Constructing a Gene Regulatory Network Based on a Nonhomogeneous Dynamic Bayesian Network

Abstract

Since the regulatory relationship between genes is usually non-stationary, the homogeneity assumption cannot be satisfied when modeling with dynamic Bayesian networks (DBNs). For this reason, the homogeneity assumption in dynamic Bayesian networks should be relaxed. Various methods of combining multiple changepoint processes and DBNs have been proposed to relax the homogeneity assumption. When using a non-homogeneous dynamic Bayesian network to model a gene regulatory network, it is inevitable to infer the changepoints of the gene data. Based on this analysis, this paper first proposes a data-based birth move (ED-birth move).
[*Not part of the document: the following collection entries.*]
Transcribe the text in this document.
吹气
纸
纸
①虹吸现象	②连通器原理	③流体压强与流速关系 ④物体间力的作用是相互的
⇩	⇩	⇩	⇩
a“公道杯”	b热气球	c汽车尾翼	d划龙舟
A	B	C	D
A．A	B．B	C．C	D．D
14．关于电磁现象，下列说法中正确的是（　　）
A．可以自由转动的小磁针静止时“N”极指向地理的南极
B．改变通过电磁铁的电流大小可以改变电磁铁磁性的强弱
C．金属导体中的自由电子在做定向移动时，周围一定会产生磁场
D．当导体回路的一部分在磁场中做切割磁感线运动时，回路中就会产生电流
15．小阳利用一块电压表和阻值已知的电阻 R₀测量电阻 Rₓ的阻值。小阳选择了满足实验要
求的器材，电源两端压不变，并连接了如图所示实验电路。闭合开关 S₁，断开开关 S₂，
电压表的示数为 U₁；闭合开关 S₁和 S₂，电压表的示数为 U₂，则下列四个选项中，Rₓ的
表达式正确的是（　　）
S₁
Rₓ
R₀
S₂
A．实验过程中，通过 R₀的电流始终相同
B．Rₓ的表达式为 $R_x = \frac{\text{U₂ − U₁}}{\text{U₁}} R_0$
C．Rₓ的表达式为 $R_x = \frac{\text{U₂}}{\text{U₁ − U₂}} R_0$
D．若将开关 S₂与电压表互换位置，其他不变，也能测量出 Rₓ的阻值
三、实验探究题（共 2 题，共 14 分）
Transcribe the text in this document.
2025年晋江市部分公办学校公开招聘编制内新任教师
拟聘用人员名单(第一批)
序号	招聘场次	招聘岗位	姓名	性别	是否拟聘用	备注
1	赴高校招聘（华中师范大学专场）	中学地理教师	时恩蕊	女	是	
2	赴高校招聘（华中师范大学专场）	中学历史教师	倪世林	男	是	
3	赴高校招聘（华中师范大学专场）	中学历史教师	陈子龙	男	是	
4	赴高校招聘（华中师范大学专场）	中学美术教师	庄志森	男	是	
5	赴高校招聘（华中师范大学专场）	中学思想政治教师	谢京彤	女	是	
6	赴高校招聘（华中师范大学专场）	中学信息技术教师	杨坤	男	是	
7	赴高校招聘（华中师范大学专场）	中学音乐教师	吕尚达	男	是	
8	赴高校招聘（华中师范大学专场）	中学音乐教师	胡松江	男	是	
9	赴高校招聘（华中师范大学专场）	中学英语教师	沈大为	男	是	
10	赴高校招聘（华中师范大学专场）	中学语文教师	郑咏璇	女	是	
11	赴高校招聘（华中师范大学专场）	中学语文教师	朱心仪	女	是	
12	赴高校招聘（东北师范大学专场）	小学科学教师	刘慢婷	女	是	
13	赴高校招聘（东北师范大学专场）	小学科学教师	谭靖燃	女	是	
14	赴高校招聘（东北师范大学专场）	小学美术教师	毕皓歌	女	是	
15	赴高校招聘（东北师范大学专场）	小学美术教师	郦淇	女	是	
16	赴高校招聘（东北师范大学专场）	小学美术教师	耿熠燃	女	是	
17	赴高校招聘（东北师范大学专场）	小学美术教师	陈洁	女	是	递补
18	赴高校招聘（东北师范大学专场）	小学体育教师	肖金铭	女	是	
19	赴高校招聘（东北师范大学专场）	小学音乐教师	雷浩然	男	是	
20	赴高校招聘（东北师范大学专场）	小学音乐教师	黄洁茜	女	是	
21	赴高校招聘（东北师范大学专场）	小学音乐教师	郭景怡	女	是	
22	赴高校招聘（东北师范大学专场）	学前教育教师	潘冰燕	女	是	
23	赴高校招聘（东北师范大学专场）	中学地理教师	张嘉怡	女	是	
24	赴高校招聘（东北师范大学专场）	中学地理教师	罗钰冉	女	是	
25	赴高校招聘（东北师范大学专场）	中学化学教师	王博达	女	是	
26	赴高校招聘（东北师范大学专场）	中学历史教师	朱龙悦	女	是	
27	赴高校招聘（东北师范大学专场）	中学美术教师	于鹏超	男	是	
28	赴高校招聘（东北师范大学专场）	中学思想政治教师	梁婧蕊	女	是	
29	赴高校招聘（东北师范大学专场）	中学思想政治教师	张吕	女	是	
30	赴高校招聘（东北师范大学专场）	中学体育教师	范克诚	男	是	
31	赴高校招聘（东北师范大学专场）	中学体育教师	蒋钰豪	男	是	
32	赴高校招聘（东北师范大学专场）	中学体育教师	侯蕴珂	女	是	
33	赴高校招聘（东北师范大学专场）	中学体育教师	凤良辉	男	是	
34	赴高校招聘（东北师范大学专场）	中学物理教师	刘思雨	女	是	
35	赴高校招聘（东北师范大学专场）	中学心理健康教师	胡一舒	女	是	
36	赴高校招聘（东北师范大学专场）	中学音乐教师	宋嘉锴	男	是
The ED-birth move makes full use of the potential information of data to infer the changepoints. The greater the Euclidean distance of the mean of the data in the two components, the more likely this data point will be selected as a new changepoint by the ED-birth move. In brief, the selection of the changepoint is proportional to the Euclidean distance of the mean on both sides of the data. Furthermore, an improved Markov chain Monte Carlo (MCMC) method is proposed, and the improved MCMC introduces the Pearson correlation coefficient (PCCs) to sample the parent node-set. The larger the absolute value of the Pearson correlation coefficient between two data points, the easier it is to be sampled. Compared with other classical models on Saccharomyces cerevisiae data, synthetic data, RAF pathway data, and Arabidopsis data, the PCCs-ED-DBN proposed in this paper improves the accuracy of gene network reconstruction and further improves the convergence and stability of the modeling process.